Gu Changsheng pensó un momento y asintió. —No.
—Je, si no, no podrías llevarle el almuerzo a Jiayi al mediodía, ¿verdad? Los hombres deben asumir más responsabilidades. —Wu Jun continuó pontificando y dando consejos—. En realidad, si estuvieras dispuesto, podría encontrarte un trabajo en Nanbi. El sueldo superaría sin duda los diez mil. Si lo haces bien, hay mucho margen para ascender, y entonces podrías incluso traerte a Jiayi.
Gu Changsheng lo entendió.
Así que este tipo realmente le había echado el ojo a Jiayi.
«Jiayi». ¿Acaso era un nombre que él pudiera usar?
—No es necesario que el señor Wu se preocupe por esto, creo que Ciudad Yun está muy bien y no me falta el dinero. —La hostilidad en su mirada no fue disimulada a propósito; servía como advertencia.
Wu Jun sonrió levemente y negó con la cabeza. —Bueno, como quieras. Solo era una sugerencia casual…
Miró su reloj. —Se está haciendo tarde, démonos prisa en ir al hotel a encontrarnos con Tang Feifei y Wang Xiaoya. ¡Llegaron ayer y les he reservado una suite con vistas al mar en un hotel de cinco estrellas!
—Exacto, vámonos ya. Ese hotel es una pasada. Wu Jun movió algunos hilos para reservarlo, cuesta más de treinta mil una noche. Si hubierais venido ayer, podríamos haber montado una fiesta en el hotel, habría sido perfecto con tanta gente.
—… —Gu Changsheng y Zhao Peng intercambiaron una mirada y ambos optaron por guardar silencio.
Todos subieron a la autocaravana y, mientras lo hacían, Qin Xuan se quedó un paso atrás y le susurró a Gu Changsheng: —¿Te lo creerías? Tu mujer es una maestra oculta. Excepto yo, nadie en nuestra residencia sabía de dónde venía. Si no fuera por el día en que le cogí la ropa interior mientras nos duchábamos, ni yo misma me habría dado cuenta.

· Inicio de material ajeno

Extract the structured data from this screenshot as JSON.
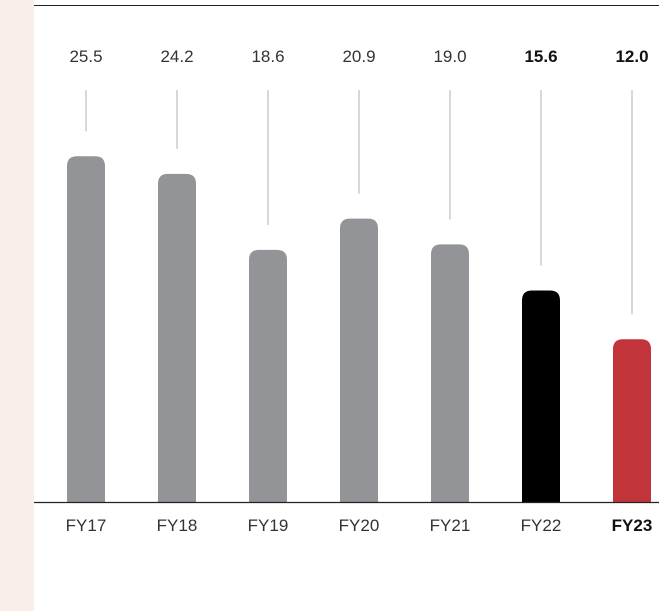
{
  "chart_data": {
    "type": "bar",
    "title": "",
    "xlabel": "",
    "ylabel": "",
    "categories": [
      "FY17",
      "FY18",
      "FY19",
      "FY20",
      "FY21",
      "FY22",
      "FY23"
    ],
    "values": [
      25.5,
      24.2,
      18.6,
      20.9,
      19.0,
      15.6,
      12.0
    ],
    "value_labels": [
      "25.5",
      "24.2",
      "18.6",
      "20.9",
      "19.0",
      "15.6",
      "12.0"
    ],
    "bar_colors": [
      "#939497",
      "#939497",
      "#939497",
      "#939497",
      "#939497",
      "#000000",
      "#c1343a"
    ],
    "emphasis": [
      false,
      false,
      false,
      false,
      false,
      true,
      true
    ],
    "category_emphasis": [
      false,
      false,
      false,
      false,
      false,
      false,
      true
    ],
    "ylim": [
      0,
      26.7
    ],
    "grid": false,
    "legend": "none"
  },
  "colors": {
    "background": "#ffffff",
    "side_strip": "#f8efea",
    "axis": "#222222",
    "leader": "#bdbdbd"
  }
}
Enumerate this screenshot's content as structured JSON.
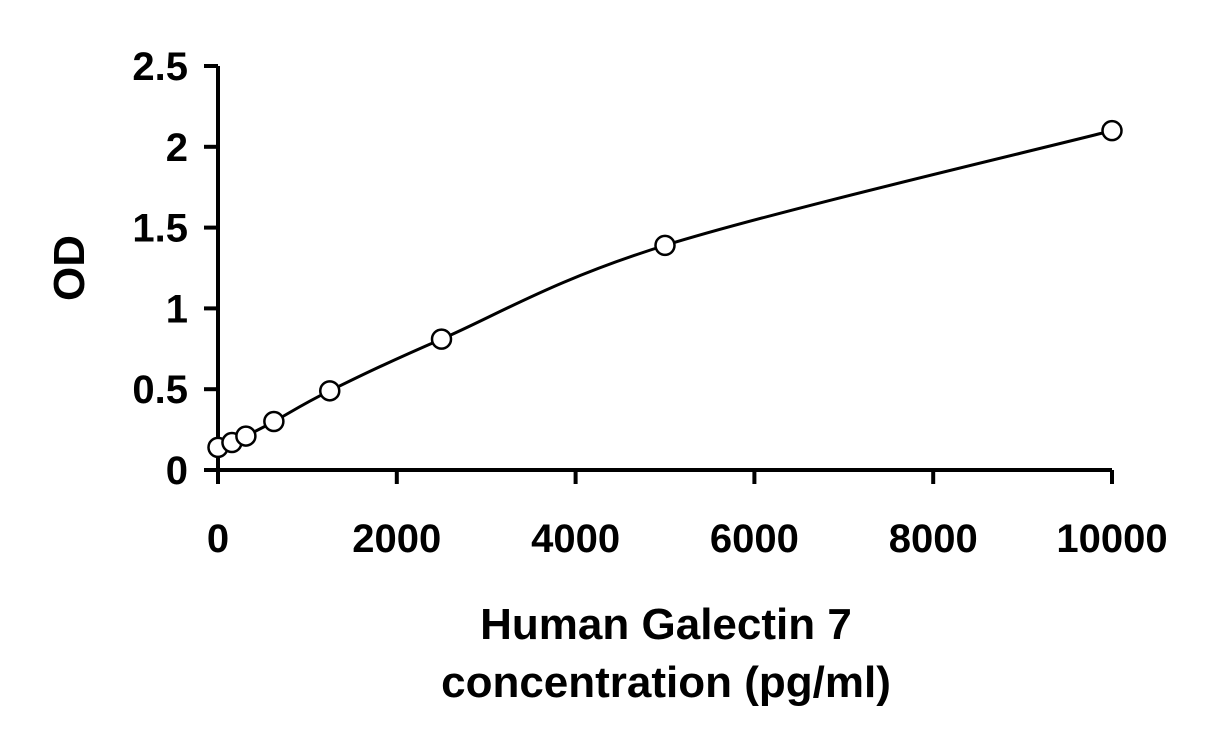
{
  "chart_data": {
    "type": "scatter",
    "title": "",
    "xlabel_lines": [
      "Human Galectin 7",
      "concentration (pg/ml)"
    ],
    "ylabel": "OD",
    "xlim": [
      0,
      10000
    ],
    "ylim": [
      0,
      2.5
    ],
    "x_ticks": [
      0,
      2000,
      4000,
      6000,
      8000,
      10000
    ],
    "x_tick_labels": [
      "0",
      "2000",
      "4000",
      "6000",
      "8000",
      "10000"
    ],
    "y_ticks": [
      0,
      0.5,
      1,
      1.5,
      2,
      2.5
    ],
    "y_tick_labels": [
      "0",
      "0.5",
      "1",
      "1.5",
      "2",
      "2.5"
    ],
    "grid": false,
    "legend": "none",
    "series": [
      {
        "marker": "open-circle",
        "fit": "smooth-curve",
        "x": [
          0,
          156,
          312,
          625,
          1250,
          2500,
          5000,
          10000
        ],
        "y": [
          0.14,
          0.17,
          0.21,
          0.3,
          0.49,
          0.81,
          1.39,
          2.1
        ]
      }
    ],
    "colors": {
      "axis": "#000000",
      "series": "#000000",
      "marker_fill": "#ffffff"
    }
  }
}
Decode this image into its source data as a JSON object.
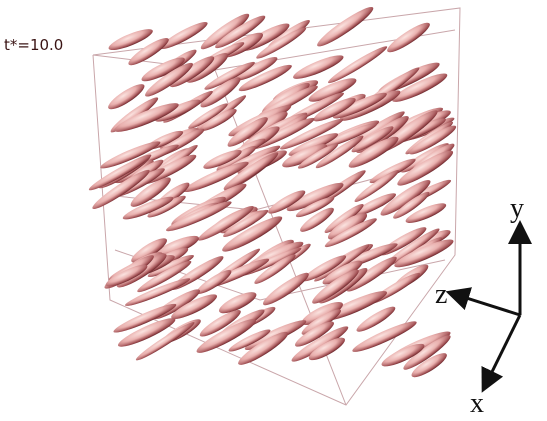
{
  "time_label": "t*=10.0",
  "axes": {
    "y": "y",
    "z": "z",
    "x": "x"
  }
}
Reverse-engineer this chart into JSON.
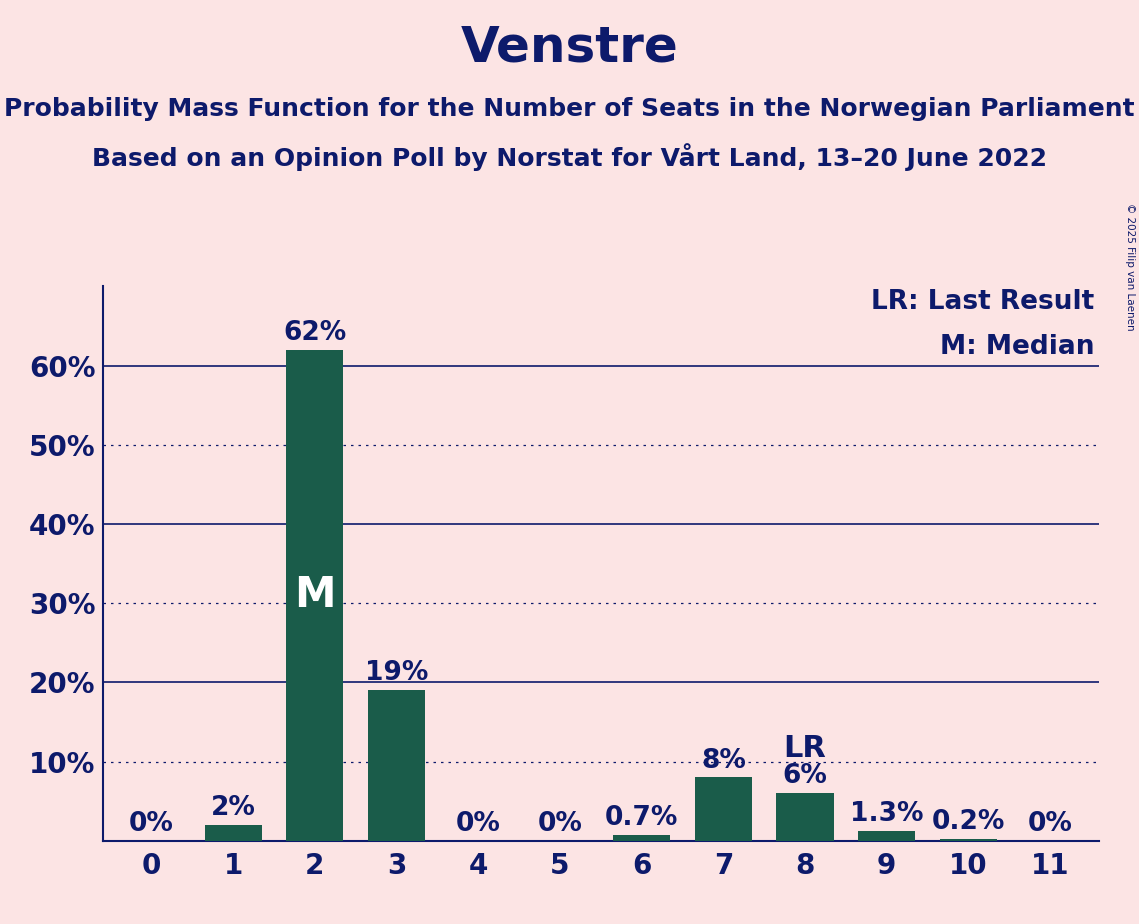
{
  "title": "Venstre",
  "subtitle1": "Probability Mass Function for the Number of Seats in the Norwegian Parliament",
  "subtitle2": "Based on an Opinion Poll by Norstat for Vårt Land, 13–20 June 2022",
  "copyright": "© 2025 Filip van Laenen",
  "categories": [
    0,
    1,
    2,
    3,
    4,
    5,
    6,
    7,
    8,
    9,
    10,
    11
  ],
  "values": [
    0.0,
    2.0,
    62.0,
    19.0,
    0.0,
    0.0,
    0.7,
    8.0,
    6.0,
    1.3,
    0.2,
    0.0
  ],
  "bar_color": "#1a5c4a",
  "bar_labels": [
    "0%",
    "2%",
    "62%",
    "19%",
    "0%",
    "0%",
    "0.7%",
    "8%",
    "6%",
    "1.3%",
    "0.2%",
    "0%"
  ],
  "median_bar": 2,
  "lr_bar": 8,
  "background_color": "#fce4e4",
  "text_color": "#0d1a6b",
  "ylim": [
    0,
    70
  ],
  "solid_gridlines": [
    20,
    40,
    60
  ],
  "dotted_gridlines": [
    10,
    30,
    50
  ],
  "ytick_vals": [
    10,
    20,
    30,
    40,
    50,
    60
  ],
  "ytick_labels": [
    "10%",
    "20%",
    "30%",
    "40%",
    "50%",
    "60%"
  ],
  "grid_color": "#0d1a6b",
  "legend_lr": "LR: Last Result",
  "legend_m": "M: Median",
  "title_fontsize": 36,
  "subtitle_fontsize": 18,
  "tick_fontsize": 20,
  "legend_fontsize": 19,
  "bar_label_fontsize": 19,
  "median_label": "M",
  "lr_label": "LR",
  "median_label_fontsize": 30,
  "lr_label_fontsize": 22
}
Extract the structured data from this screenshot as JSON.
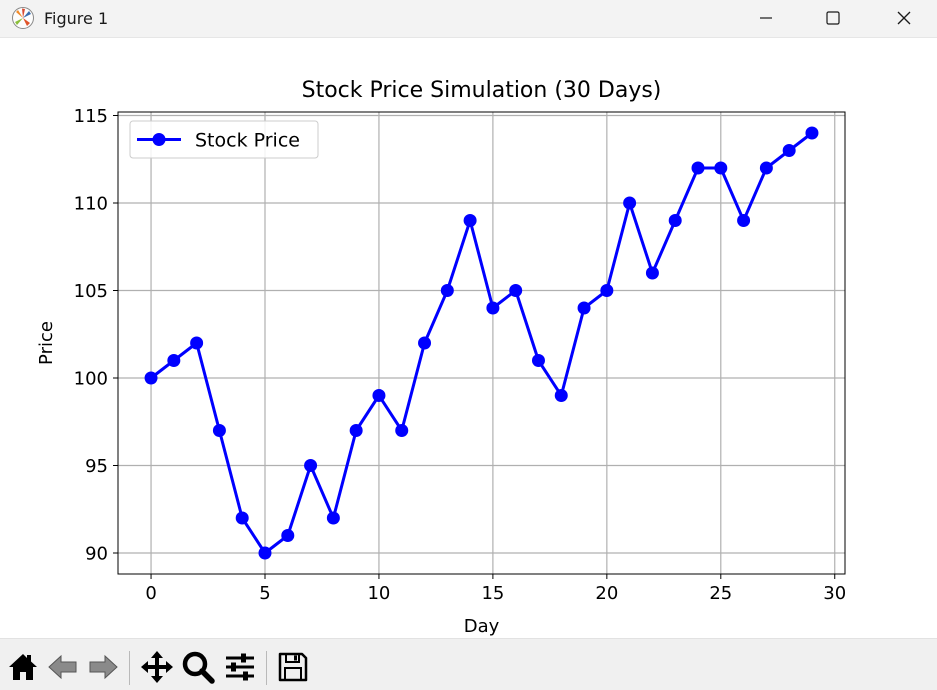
{
  "window": {
    "title": "Figure 1",
    "app_icon": "matplotlib-logo-icon",
    "controls": [
      "minimize-icon",
      "maximize-icon",
      "close-icon"
    ]
  },
  "toolbar": {
    "tools": [
      "home-icon",
      "back-arrow-icon",
      "forward-arrow-icon",
      "pan-move-icon",
      "zoom-magnifier-icon",
      "configure-subplots-icon",
      "save-floppy-icon"
    ]
  },
  "chart_data": {
    "type": "line",
    "title": "Stock Price Simulation (30 Days)",
    "xlabel": "Day",
    "ylabel": "Price",
    "xlim": [
      -1.45,
      30.45
    ],
    "ylim": [
      88.8,
      115.2
    ],
    "xticks": [
      0,
      5,
      10,
      15,
      20,
      25,
      30
    ],
    "yticks": [
      90,
      95,
      100,
      105,
      110,
      115
    ],
    "grid": true,
    "legend": "upper-left",
    "series": [
      {
        "name": "Stock Price",
        "color": "#0000ff",
        "marker": "circle",
        "x": [
          0,
          1,
          2,
          3,
          4,
          5,
          6,
          7,
          8,
          9,
          10,
          11,
          12,
          13,
          14,
          15,
          16,
          17,
          18,
          19,
          20,
          21,
          22,
          23,
          24,
          25,
          26,
          27,
          28,
          29
        ],
        "y": [
          100,
          101,
          102,
          97,
          92,
          90,
          91,
          95,
          92,
          97,
          99,
          97,
          102,
          105,
          109,
          104,
          105,
          101,
          99,
          104,
          105,
          110,
          106,
          109,
          112,
          112,
          109,
          112,
          113,
          114
        ]
      }
    ]
  }
}
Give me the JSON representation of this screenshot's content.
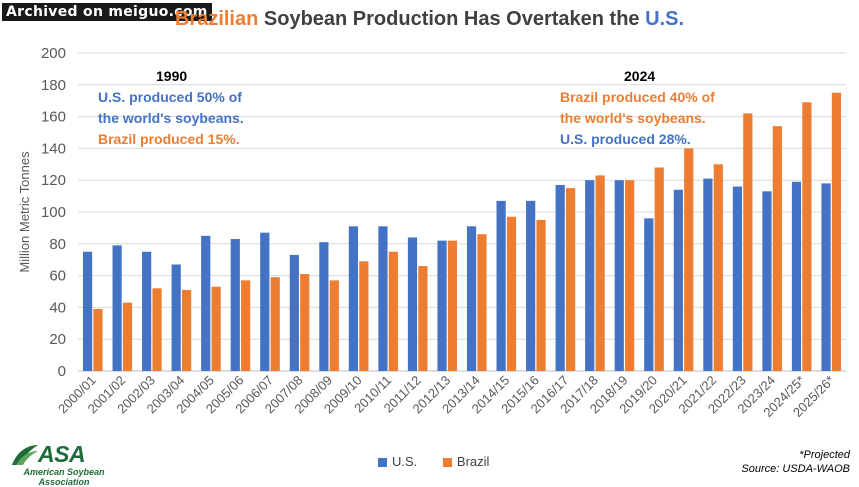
{
  "watermark": "Archived on meiguo.com",
  "title": {
    "part1": "Brazilian",
    "part2": " Soybean Production Has Overtaken the ",
    "part3": "U.S."
  },
  "annotations": {
    "left_year": "1990",
    "left_line1": "U.S. produced 50% of",
    "left_line2": "the world's soybeans.",
    "left_line3": "Brazil produced 15%.",
    "right_year": "2024",
    "right_line1": "Brazil produced 40% of",
    "right_line2": "the world's soybeans.",
    "right_line3": "U.S. produced 28%."
  },
  "footnote": {
    "line1": "*Projected",
    "line2": "Source: USDA-WAOB"
  },
  "logo": {
    "name": "ASA",
    "line1": "American Soybean",
    "line2": "Association"
  },
  "colors": {
    "us": "#4472c4",
    "brazil": "#ed7d31",
    "grid": "#d9d9d9",
    "text": "#595959"
  },
  "chart_data": {
    "type": "bar",
    "title": "Brazilian Soybean Production Has Overtaken the U.S.",
    "xlabel": "",
    "ylabel": "Million Metric Tonnes",
    "ylim": [
      0,
      200
    ],
    "yticks": [
      0,
      20,
      40,
      60,
      80,
      100,
      120,
      140,
      160,
      180,
      200
    ],
    "grid": true,
    "legend_position": "bottom",
    "categories": [
      "2000/01",
      "2001/02",
      "2002/03",
      "2003/04",
      "2004/05",
      "2005/06",
      "2006/07",
      "2007/08",
      "2008/09",
      "2009/10",
      "2010/11",
      "2011/12",
      "2012/13",
      "2013/14",
      "2014/15",
      "2015/16",
      "2016/17",
      "2017/18",
      "2018/19",
      "2019/20",
      "2020/21",
      "2021/22",
      "2022/23",
      "2023/24",
      "2024/25*",
      "2025/26*"
    ],
    "series": [
      {
        "name": "U.S.",
        "values": [
          75,
          79,
          75,
          67,
          85,
          83,
          87,
          73,
          81,
          91,
          91,
          84,
          82,
          91,
          107,
          107,
          117,
          120,
          120,
          96,
          114,
          121,
          116,
          113,
          119,
          118
        ]
      },
      {
        "name": "Brazil",
        "values": [
          39,
          43,
          52,
          51,
          53,
          57,
          59,
          61,
          57,
          69,
          75,
          66,
          82,
          86,
          97,
          95,
          115,
          123,
          120,
          128,
          140,
          130,
          162,
          154,
          169,
          175
        ]
      }
    ]
  }
}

Los pasos de Gu Changsheng vacilaron…
Ser discreto es, por supuesto, comprensible.
Los verdaderos ricos no harían alarde de sí mismos como Shi Nan y Wu Jun, haciendo reservas en un hotel de treinta mil y luego presumiendo de ello.
Tomemos como ejemplo a Gu Changsheng, titular de una Tarjeta Global Knight con un saldo de más de veinte mil millones…
Pero ¿acaso eso me impide repartir comida a domicilio en un patinete eléctrico?
Sin embargo, el punto clave de las palabras de Qin Xuan era problemático. —¿Un momento, le cogiste la ropa interior a Jiayi y descubriste su origen? ¿Qué clase de lógica es esa?
—¿Eres tonto? Cuando Jiayi estaba en la universidad, usaba el mismo tipo de ropa de calle que el resto de nosotras, pero la única diferencia era su ropa interior, je, je. Era de marca, casi diez mil el conjunto. Supe que algo pasaba en cuanto la vi. Al final, la acorralé para que me lo contara.
—Vale, ahora esto se va a poner divertido. Solo quiero ver sus caras cuando se enteren de la situación de Jiayi, a ver si se les cae la mandíbula al darse cuenta de que han estado presumiendo delante de ella… Je, ¡esto va a ser interesante!
Finalmente, los dos subieron a la autocaravana los últimos.
Zhou Jiayi ni siquiera pudo sentarse con Gu Changsheng, pues Shi Nan la llevó a un lado para cotillear sobre «secretos de mejores amigas», lo que en realidad significaba escuchar sus fanfarronadas.
Qin Xuan también se unió, tomándoselo puramente como una broma.
Zhao Peng se sentó al lado de Gu Changsheng, miró de reojo a Wu Jun, que jugueteaba con su teléfono, y le susurró a Gu Changsheng: —Señor Gu, ¿quiere que me encargue de él? Tengo algunos amigos en Nanbi, no es que seamos íntimos, pero lidiar con esta clase de personajillo solo me costaría una palabra.